Es interesante que la sociedad no enseñe cómo movernos en el área de los sentimientos. Todo está apuntado a lo mental, no solo para llenarnos de información (que luego casi ni usaremos), sino también para resolver conflictos con nosotros mismos o con otros.

Todo es mente. Este mantra es la base de la cultura. Pero, resulta que tenemos un cuerpo (o somos un cuerpo), que siente. Y parece que no importa, que debemos acallarlo con pastillas o anestesiarlo, así no molesta.

La forma más fácil de lidiar con esas emociones termina siendo externarlas (generalmente, con ira, con palabras agresivas o hirientes) o internalizarlas (sin elaborarlas o comprenderlas).

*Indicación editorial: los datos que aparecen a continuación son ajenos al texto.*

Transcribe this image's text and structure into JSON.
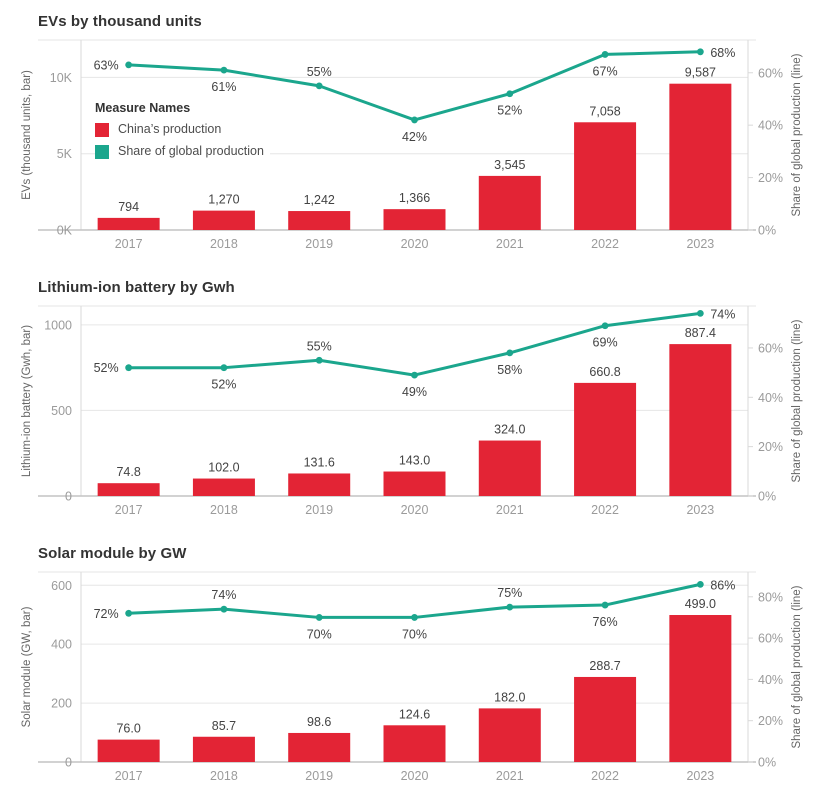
{
  "colors": {
    "bar": "#E32435",
    "line": "#1BA68D",
    "grid": "#E6E6E6",
    "border": "#D9D9D9",
    "axis_line": "#C4C4C4",
    "tick_text": "#9B9B9B",
    "axis_title_text": "#666666",
    "data_label_text": "#434343",
    "title_text": "#333333"
  },
  "legend": {
    "title": "Measure Names",
    "items": [
      {
        "label": "China’s production",
        "color": "#E32435"
      },
      {
        "label": "Share of global production",
        "color": "#1BA68D"
      }
    ]
  },
  "chart_data": [
    {
      "type": "bar+line",
      "title": "EVs by thousand units",
      "categories": [
        "2017",
        "2018",
        "2019",
        "2020",
        "2021",
        "2022",
        "2023"
      ],
      "series": [
        {
          "name": "China’s production",
          "type": "bar",
          "axis": "left",
          "values": [
            794,
            1270,
            1242,
            1366,
            3545,
            7058,
            9587
          ],
          "labels": [
            "794",
            "1,270",
            "1,242",
            "1,366",
            "3,545",
            "7,058",
            "9,587"
          ]
        },
        {
          "name": "Share of global production",
          "type": "line",
          "axis": "right",
          "values": [
            63,
            61,
            55,
            42,
            52,
            67,
            68
          ],
          "labels": [
            "63%",
            "61%",
            "55%",
            "42%",
            "52%",
            "67%",
            "68%"
          ],
          "label_pos": [
            "left",
            "below",
            "above",
            "below",
            "below",
            "below",
            "right"
          ]
        }
      ],
      "left_axis": {
        "title": "EVs (thousand units, bar)",
        "ticks": [
          0,
          5000,
          10000
        ],
        "tick_labels": [
          "0K",
          "5K",
          "10K"
        ],
        "max": 12450
      },
      "right_axis": {
        "title": "Share of global production (line)",
        "ticks": [
          0,
          20,
          40,
          60
        ],
        "tick_labels": [
          "0%",
          "20%",
          "40%",
          "60%"
        ],
        "max": 72.5
      },
      "grid": true,
      "legend_position": "inside-top-left"
    },
    {
      "type": "bar+line",
      "title": "Lithium-ion battery by Gwh",
      "categories": [
        "2017",
        "2018",
        "2019",
        "2020",
        "2021",
        "2022",
        "2023"
      ],
      "series": [
        {
          "name": "China’s production",
          "type": "bar",
          "axis": "left",
          "values": [
            74.8,
            102.0,
            131.6,
            143.0,
            324.0,
            660.8,
            887.4
          ],
          "labels": [
            "74.8",
            "102.0",
            "131.6",
            "143.0",
            "324.0",
            "660.8",
            "887.4"
          ]
        },
        {
          "name": "Share of global production",
          "type": "line",
          "axis": "right",
          "values": [
            52,
            52,
            55,
            49,
            58,
            69,
            74
          ],
          "labels": [
            "52%",
            "52%",
            "55%",
            "49%",
            "58%",
            "69%",
            "74%"
          ],
          "label_pos": [
            "left",
            "below",
            "above",
            "below",
            "below",
            "below",
            "right"
          ]
        }
      ],
      "left_axis": {
        "title": "Lithium-ion battery (Gwh, bar)",
        "ticks": [
          0,
          500,
          1000
        ],
        "tick_labels": [
          "0",
          "500",
          "1000"
        ],
        "max": 1110
      },
      "right_axis": {
        "title": "Share of global production (line)",
        "ticks": [
          0,
          20,
          40,
          60
        ],
        "tick_labels": [
          "0%",
          "20%",
          "40%",
          "60%"
        ],
        "max": 77
      },
      "grid": true,
      "legend_position": "none"
    },
    {
      "type": "bar+line",
      "title": "Solar module by GW",
      "categories": [
        "2017",
        "2018",
        "2019",
        "2020",
        "2021",
        "2022",
        "2023"
      ],
      "series": [
        {
          "name": "China’s production",
          "type": "bar",
          "axis": "left",
          "values": [
            76.0,
            85.7,
            98.6,
            124.6,
            182.0,
            288.7,
            499.0
          ],
          "labels": [
            "76.0",
            "85.7",
            "98.6",
            "124.6",
            "182.0",
            "288.7",
            "499.0"
          ]
        },
        {
          "name": "Share of global production",
          "type": "line",
          "axis": "right",
          "values": [
            72,
            74,
            70,
            70,
            75,
            76,
            86
          ],
          "labels": [
            "72%",
            "74%",
            "70%",
            "70%",
            "75%",
            "76%",
            "86%"
          ],
          "label_pos": [
            "left",
            "above",
            "below",
            "below",
            "above",
            "below",
            "right"
          ]
        }
      ],
      "left_axis": {
        "title": "Solar module (GW, bar)",
        "ticks": [
          0,
          200,
          400,
          600
        ],
        "tick_labels": [
          "0",
          "200",
          "400",
          "600"
        ],
        "max": 645
      },
      "right_axis": {
        "title": "Share of global production (line)",
        "ticks": [
          0,
          20,
          40,
          60,
          80
        ],
        "tick_labels": [
          "0%",
          "20%",
          "40%",
          "60%",
          "80%"
        ],
        "max": 92
      },
      "grid": true,
      "legend_position": "none"
    }
  ]
}
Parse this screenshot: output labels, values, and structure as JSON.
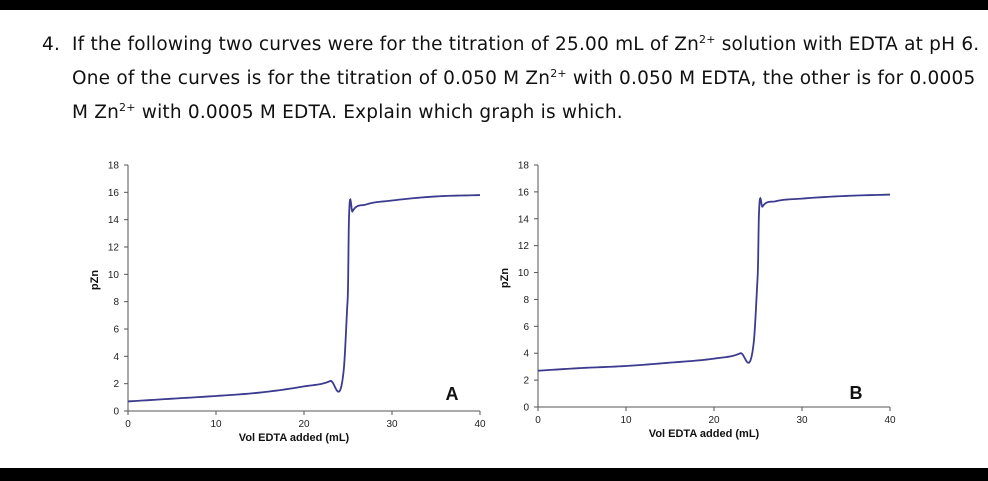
{
  "question": {
    "number": "4.",
    "line1_a": "If the following two curves were for the titration of 25.00 mL of Zn",
    "line1_sup": "2+",
    "line1_b": " solution with EDTA at pH 6.",
    "line2_a": "One of the curves is for the titration of 0.050 M Zn",
    "line2_sup": "2+",
    "line2_b": " with 0.050 M EDTA, the other is for 0.0005",
    "line3_a": "M Zn",
    "line3_sup": "2+",
    "line3_b": " with 0.0005 M EDTA. Explain which graph is which."
  },
  "colors": {
    "curve": "#3b3b8f",
    "axis": "#555555",
    "text": "#111111"
  },
  "chart_data": [
    {
      "type": "line",
      "panel_label": "A",
      "xlabel": "Vol EDTA added (mL)",
      "ylabel": "pZn",
      "xlim": [
        0,
        40
      ],
      "ylim": [
        0,
        18
      ],
      "xticks": [
        "0",
        "10",
        "20",
        "30",
        "40"
      ],
      "yticks": [
        "0",
        "2",
        "4",
        "6",
        "8",
        "10",
        "12",
        "14",
        "16",
        "18"
      ],
      "series": [
        {
          "x": [
            0,
            5,
            10,
            15,
            20,
            23,
            24.5,
            24.9,
            25.0,
            25.1,
            25.5,
            27,
            30,
            35,
            40
          ],
          "y": [
            0.7,
            0.9,
            1.1,
            1.35,
            1.8,
            2.2,
            2.9,
            7.5,
            9.0,
            13.8,
            14.6,
            15.1,
            15.4,
            15.7,
            15.8
          ]
        }
      ]
    },
    {
      "type": "line",
      "panel_label": "B",
      "xlabel": "Vol EDTA added (mL)",
      "ylabel": "pZn",
      "xlim": [
        0,
        40
      ],
      "ylim": [
        0,
        18
      ],
      "xticks": [
        "0",
        "10",
        "20",
        "30",
        "40"
      ],
      "yticks": [
        "0",
        "2",
        "4",
        "6",
        "8",
        "10",
        "12",
        "14",
        "16",
        "18"
      ],
      "series": [
        {
          "x": [
            0,
            5,
            10,
            15,
            20,
            23,
            24.5,
            24.9,
            25.0,
            25.1,
            25.5,
            27,
            30,
            35,
            40
          ],
          "y": [
            2.7,
            2.9,
            3.05,
            3.3,
            3.6,
            4.0,
            4.7,
            9.0,
            10.5,
            14.2,
            14.9,
            15.3,
            15.5,
            15.7,
            15.8
          ]
        }
      ]
    }
  ]
}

O explotamos o implosionamos.

Un tema siempre pospuesto es aprender a manejar las emociones (nadie lo sabe realmente): qué sentimos, cómo expresarlo, creer que tenemos derecho a manifestarlas, sin lastimarnos ni lastimar.

El 50% de las personas son prácticamente analfabetos emocionales (los que tienen el Centro del Plexo Solar Sin Definir), pero a todos nos cuesta mucho. Autocontenernos, con amabilidad, con compasión, mientras lo vamos haciendo es muy importante. Sin explotar afuera y sin juzgarnos por dentro. Con ternura.